A simulated anthropomorphic controller¹³ made movements to the same sequence of targets experienced by subjects. The controller’s IM learned to map desired hand velocities into forces. Desired hand trajectories were minimum jerk, 0.5 sec in duration, and 10 cm long. The IM approximated the imposed force field (Equation 1) with Gaussian bases (Equation 5; controllers were differentiated by σ). Gaussian centers spanned a range of desired velocities (-0.5 to 0.5 m/s in the x- and y-direction) spaced one σ apart. Sensitivity analyses suggested there were no significant changes in the results when the density of the bases was increased by an order of magnitude.
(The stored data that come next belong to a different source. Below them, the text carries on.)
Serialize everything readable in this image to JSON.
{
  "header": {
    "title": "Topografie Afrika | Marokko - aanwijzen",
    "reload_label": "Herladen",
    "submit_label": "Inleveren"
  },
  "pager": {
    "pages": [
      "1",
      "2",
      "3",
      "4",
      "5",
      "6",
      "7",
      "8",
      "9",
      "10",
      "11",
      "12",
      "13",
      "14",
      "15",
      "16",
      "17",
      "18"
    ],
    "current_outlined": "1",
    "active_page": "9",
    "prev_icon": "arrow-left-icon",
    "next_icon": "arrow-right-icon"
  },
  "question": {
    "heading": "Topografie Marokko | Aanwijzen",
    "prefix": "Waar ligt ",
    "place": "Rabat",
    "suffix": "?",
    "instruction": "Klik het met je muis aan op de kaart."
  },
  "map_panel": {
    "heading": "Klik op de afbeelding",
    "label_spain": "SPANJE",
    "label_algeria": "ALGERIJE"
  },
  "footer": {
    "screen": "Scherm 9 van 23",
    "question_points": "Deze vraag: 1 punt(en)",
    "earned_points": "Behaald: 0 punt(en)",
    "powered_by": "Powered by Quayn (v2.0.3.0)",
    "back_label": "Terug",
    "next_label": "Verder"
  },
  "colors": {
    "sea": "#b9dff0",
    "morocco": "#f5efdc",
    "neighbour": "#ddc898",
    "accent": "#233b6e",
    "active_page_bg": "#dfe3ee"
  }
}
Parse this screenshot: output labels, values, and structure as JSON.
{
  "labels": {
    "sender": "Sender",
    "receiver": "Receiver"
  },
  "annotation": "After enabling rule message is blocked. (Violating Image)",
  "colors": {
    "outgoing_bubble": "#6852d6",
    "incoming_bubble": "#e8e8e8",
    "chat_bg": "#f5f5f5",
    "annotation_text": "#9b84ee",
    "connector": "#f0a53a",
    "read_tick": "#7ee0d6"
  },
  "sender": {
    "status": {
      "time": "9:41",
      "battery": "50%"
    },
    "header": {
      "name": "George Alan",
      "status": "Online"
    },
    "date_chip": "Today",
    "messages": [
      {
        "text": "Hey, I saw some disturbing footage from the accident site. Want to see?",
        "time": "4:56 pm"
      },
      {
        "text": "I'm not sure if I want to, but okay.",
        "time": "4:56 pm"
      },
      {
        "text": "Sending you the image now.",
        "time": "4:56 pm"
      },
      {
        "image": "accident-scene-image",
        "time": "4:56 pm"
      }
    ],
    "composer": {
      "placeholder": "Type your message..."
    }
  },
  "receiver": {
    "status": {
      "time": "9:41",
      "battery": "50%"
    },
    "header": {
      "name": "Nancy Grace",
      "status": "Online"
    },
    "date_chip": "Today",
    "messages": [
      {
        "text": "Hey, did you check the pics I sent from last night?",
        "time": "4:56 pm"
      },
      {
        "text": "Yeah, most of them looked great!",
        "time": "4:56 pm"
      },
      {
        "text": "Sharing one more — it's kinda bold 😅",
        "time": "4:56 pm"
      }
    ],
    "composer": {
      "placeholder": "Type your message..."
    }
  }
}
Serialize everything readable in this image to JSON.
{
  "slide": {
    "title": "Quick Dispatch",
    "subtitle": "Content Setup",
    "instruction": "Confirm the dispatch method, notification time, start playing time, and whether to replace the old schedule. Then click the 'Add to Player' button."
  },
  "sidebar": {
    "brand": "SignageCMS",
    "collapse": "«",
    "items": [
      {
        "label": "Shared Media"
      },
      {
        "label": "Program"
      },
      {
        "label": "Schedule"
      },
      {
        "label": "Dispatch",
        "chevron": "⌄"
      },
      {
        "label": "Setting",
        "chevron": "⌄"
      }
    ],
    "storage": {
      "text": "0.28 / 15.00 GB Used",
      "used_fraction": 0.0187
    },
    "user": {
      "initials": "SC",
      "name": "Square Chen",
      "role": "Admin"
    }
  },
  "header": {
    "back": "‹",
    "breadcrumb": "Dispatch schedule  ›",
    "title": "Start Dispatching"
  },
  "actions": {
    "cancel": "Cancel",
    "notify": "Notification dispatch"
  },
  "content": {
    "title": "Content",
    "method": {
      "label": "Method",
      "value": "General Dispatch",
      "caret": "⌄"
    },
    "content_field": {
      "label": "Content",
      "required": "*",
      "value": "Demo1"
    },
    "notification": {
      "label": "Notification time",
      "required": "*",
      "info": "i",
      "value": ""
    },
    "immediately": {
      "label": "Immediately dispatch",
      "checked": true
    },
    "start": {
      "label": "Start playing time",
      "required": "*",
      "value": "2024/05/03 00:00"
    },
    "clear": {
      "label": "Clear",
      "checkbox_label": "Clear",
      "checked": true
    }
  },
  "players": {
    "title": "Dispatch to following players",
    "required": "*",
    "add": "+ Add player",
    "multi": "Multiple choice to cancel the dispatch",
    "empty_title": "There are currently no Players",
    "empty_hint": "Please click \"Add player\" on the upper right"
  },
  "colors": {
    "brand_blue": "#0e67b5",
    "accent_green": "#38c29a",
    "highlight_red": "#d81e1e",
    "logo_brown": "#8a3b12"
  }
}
Weights were initially randomized, then updated using Equation 2 with η=0.0025. To compare the output of Gaussian basis functions with cosine tuning curves, unweighted output of each Gaussian was averaged during movement time. The collection of averaged outputs across movement directions formed a tuning curve for each Gaussian primitive. Tuning curves were aligned to the preferred direction of each Gaussian and averaged across all Gaussians, from which the half-width at half-height value was calculated.